A few days before the closing performances of a show I recently did, one of the cast members saw fit to let his cast mates know that he has been listening to their performances, and so took it on himself to make notes for all of us, offering to email each of us the "corrections" to our work, in time for us to incorporate them for our final two performances, "better late than never," as he said. I drafted several emails in response to him, deleting each one, as I swallowed my fury and frustration, since I realized that reacting with heat would be unhelpful. Needless to say, no one else in the cast much appreciated his "help," either; not at the point when we'd finally become comfortable on stage and deserved to enjoy the hard work we'd put into this show, for better or for worse.
My reaction to my colleague interests me most in how it effected me PHYSICALLY. It was like a dart in the side of the neck. A kind of tranquilizer, which I almost felt literally (and I MEAN literally) numb my tongue, vocal aparatus, and breath support system, down to my diaphram. I could feel myself physically recoil at anticipating going back out on stage with someone whom I knew was looking at me not only critically (we all look at each other critically) but as a superior being, looking down on my work, and not engaging with me as my scene partner. I imagined myself on stage looking at myself, my tongue bunched up in an uncooperative, protective knot, my throat tight, my breath high in my chest, in reaction to this guy's poor timing. My body and voice--my instrument--registered the judgement.
My reaction ALSO made me confront the effect I have had on other actors when I have behaved as badly as this particular colleague. Once, during the run of this show, I commented unfavorably to one actor about another actor's performance, it got back to the actor I was talking about, and s/he felt as angry and hurt as I did, at this incident, above.
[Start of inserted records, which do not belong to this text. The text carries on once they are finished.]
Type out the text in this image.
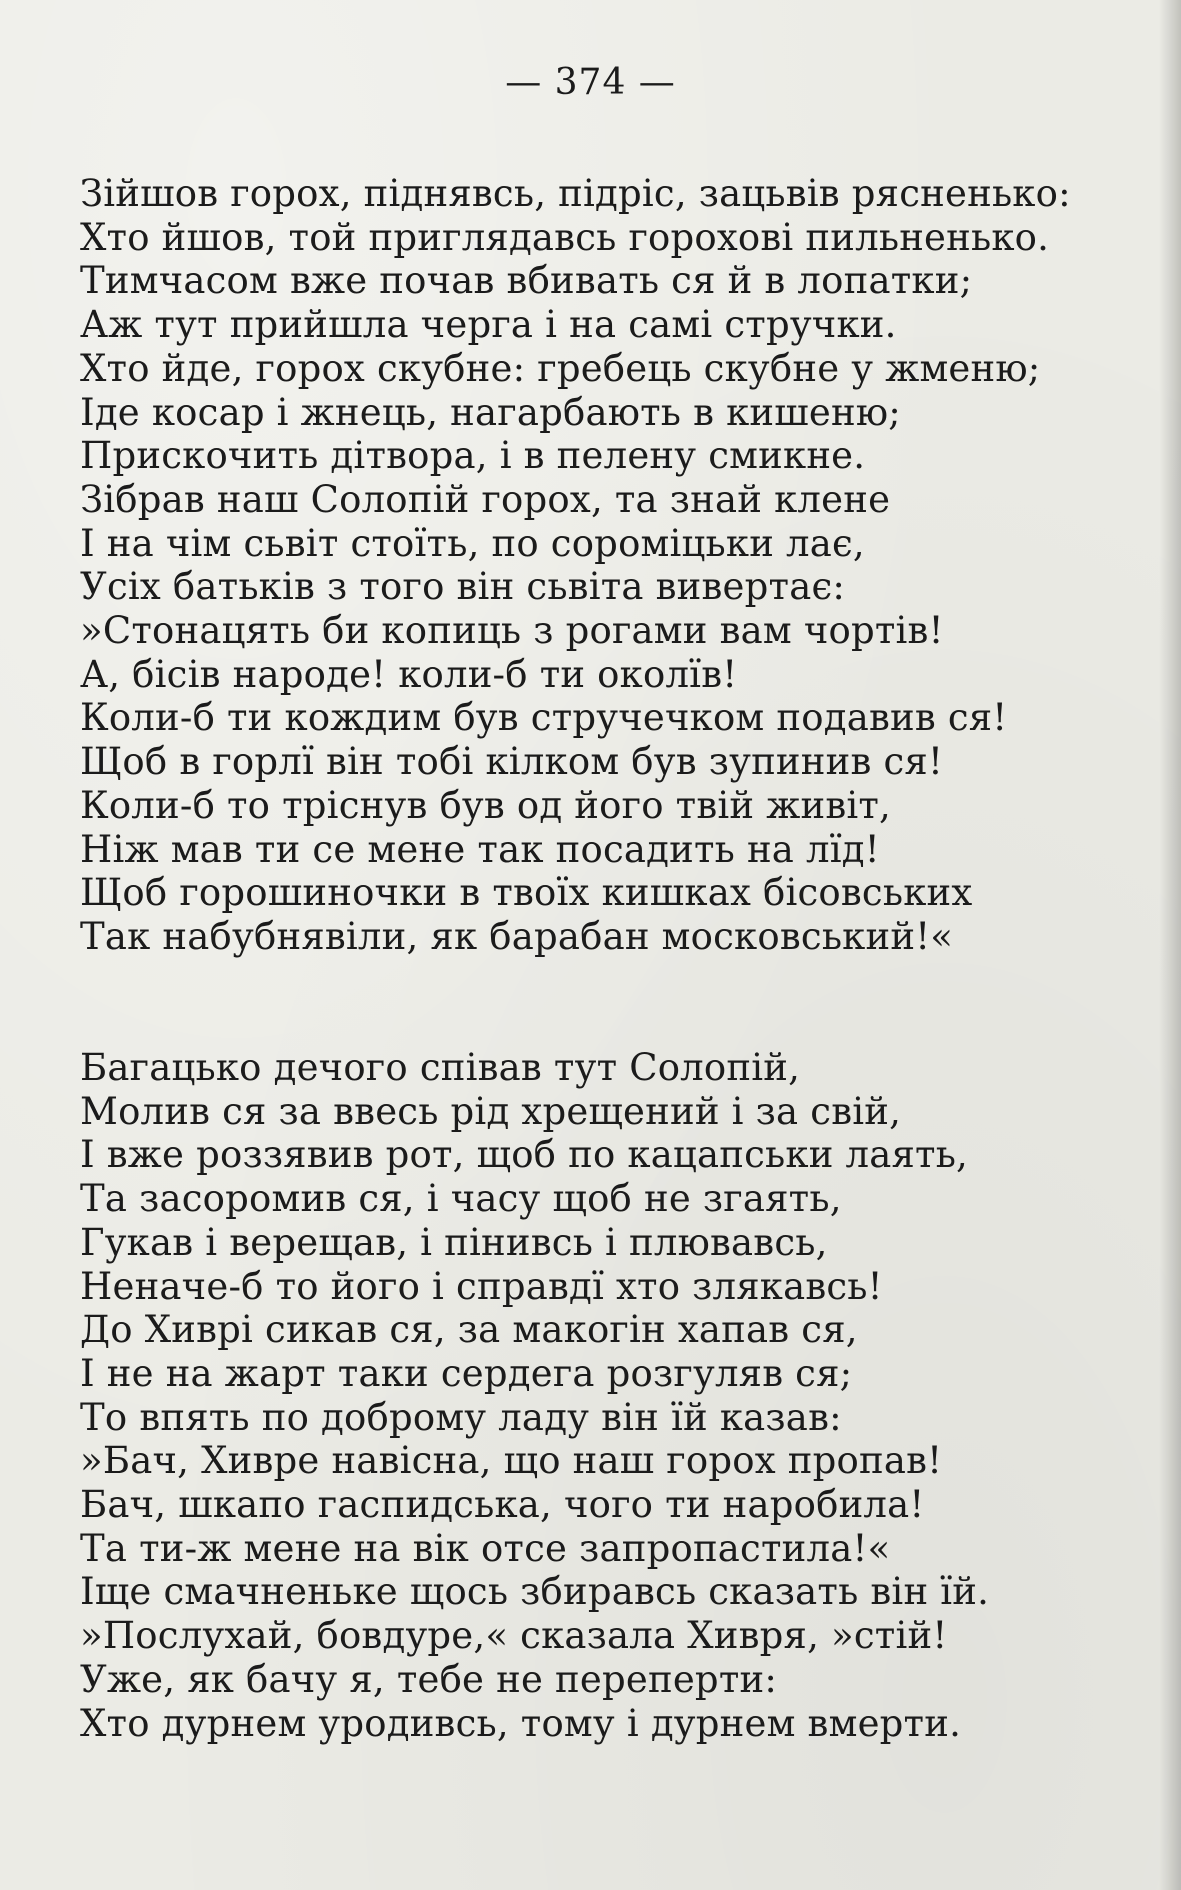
— 374 —
Зійшов горох, піднявсь, підріс, зацьвів рясненько:
Хто йшов, той приглядавсь горохові пильненько.
Тимчасом вже почав вбивать ся й в лопатки;
Аж тут прийшла черга і на самі стручки.
Хто йде, горох скубне: гребець скубне у жменю;
Іде косар і жнець, нагарбають в кишеню;
Прискочить дітвора, і в пелену смикне.
Зібрав наш Солопій горох, та знай клене
І на чім сьвіт стоїть, по сороміцьки лає,
Усіх батьків з того він сьвіта вивертає:
»Стонацять би копиць з рогами вам чортів!
А, бісів народе! коли-б ти околїв!
Коли-б ти кождим був стручечком подавив ся!
Щоб в горлї він тобі кілком був зупинив ся!
Коли-б то тріснув був од його твій живіт,
Ніж мав ти се мене так посадить на лїд!
Щоб горошиночки в твоїх кишках бісовських
Так набубнявіли, як барабан московський!«
Багацько дечого співав тут Солопій,
Молив ся за ввесь рід хрещений і за свій,
І вже роззявив рот, щоб по кацапськи лаять,
Та засоромив ся, і часу щоб не згаять,
Гукав і верещав, і пінивсь і плювавсь,
Неначе-б то його і справдї хто злякавсь!
До Хиврі сикав ся, за макогін хапав ся,
І не на жарт таки сердега розгуляв ся;
То впять по доброму ладу він їй казав:
»Бач, Хивре навісна, що наш горох пропав!
Бач, шкапо гаспидська, чого ти наробила!
Та ти-ж мене на вік отсе запропастила!«
Іще смачненьке щось збиравсь сказать він їй.
»Послухай, бовдуре,« сказала Хивря, »стій!
Уже, як бачу я, тебе не переперти:
Хто дурнем уродивсь, тому і дурнем вмерти.
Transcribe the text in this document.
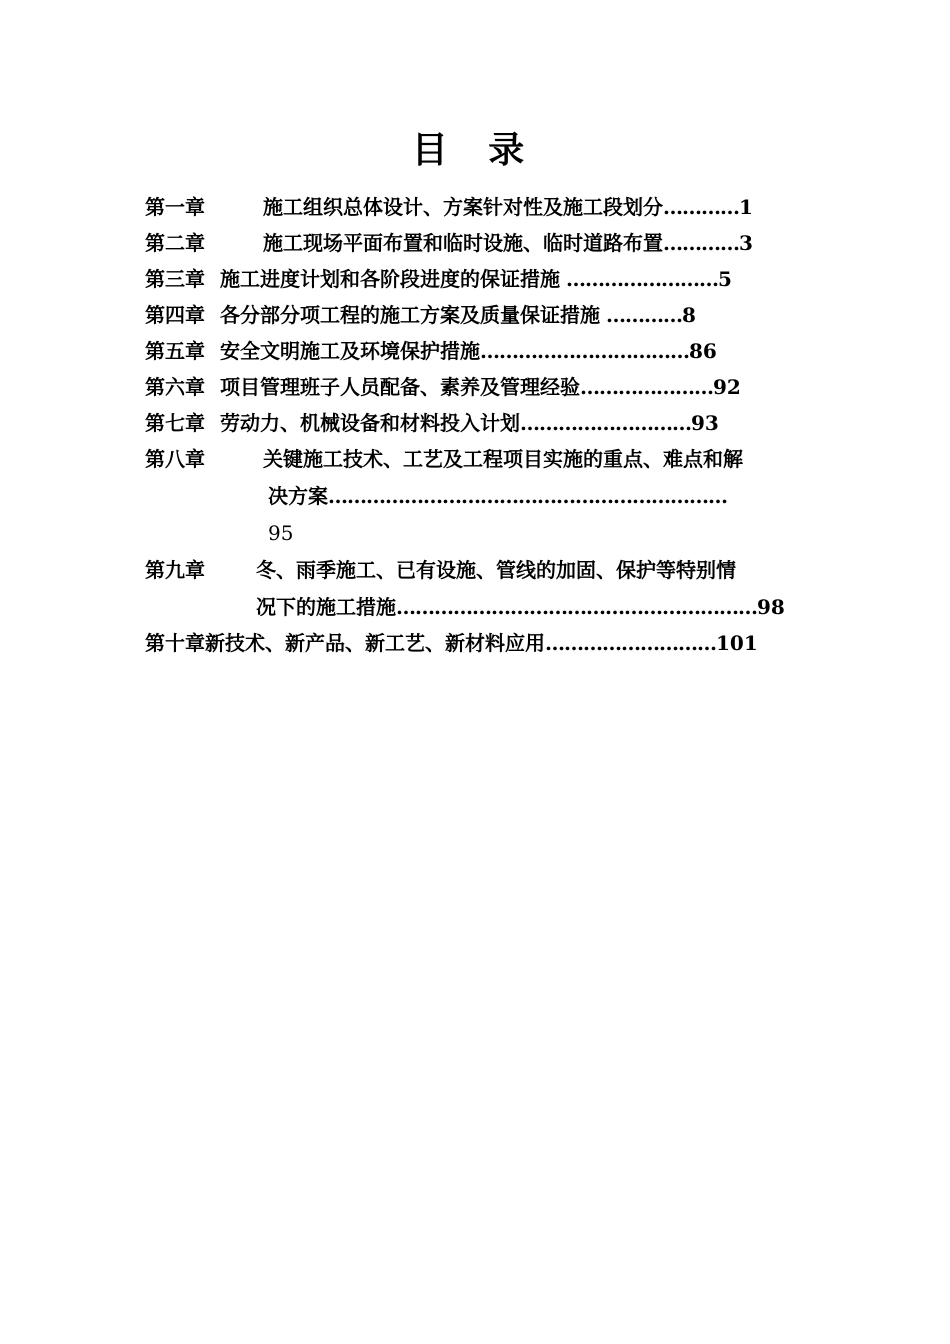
目 录
第一章	施工组织总体设计、方案针对性及施工段划分…………1
第二章	施工现场平面布置和临时设施、临时道路布置…………3
第三章 施工进度计划和各阶段进度的保证措施 ……………………5
第四章 各分部分项工程的施工方案及质量保证措施 …………8
第五章 安全文明施工及环境保护措施……………………………86
第六章 项目管理班子人员配备、素养及管理经验…………………92
第七章 劳动力、机械设备和材料投入计划………………………93
第八章	关键施工技术、工艺及工程项目实施的重点、难点和解
决方案………………………………………………………
95
第九章	冬、雨季施工、已有设施、管线的加固、保护等特别情
况下的施工措施…………………………………………………98
第十章新技术、新产品、新工艺、新材料应用………………………101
And recently, on this blog, I criticized harshly friends and colleagues in another production across town DURING their run. My comments hurt them and I apologized, but I didn't fully empathize with them until this week. I get it now. Having had a hard little lesson in tact, I hope to find both rhetorical and substantive means to continue honestly discussing local peformance with the goal of helping FREE performers to do their best work, rather than numbing them.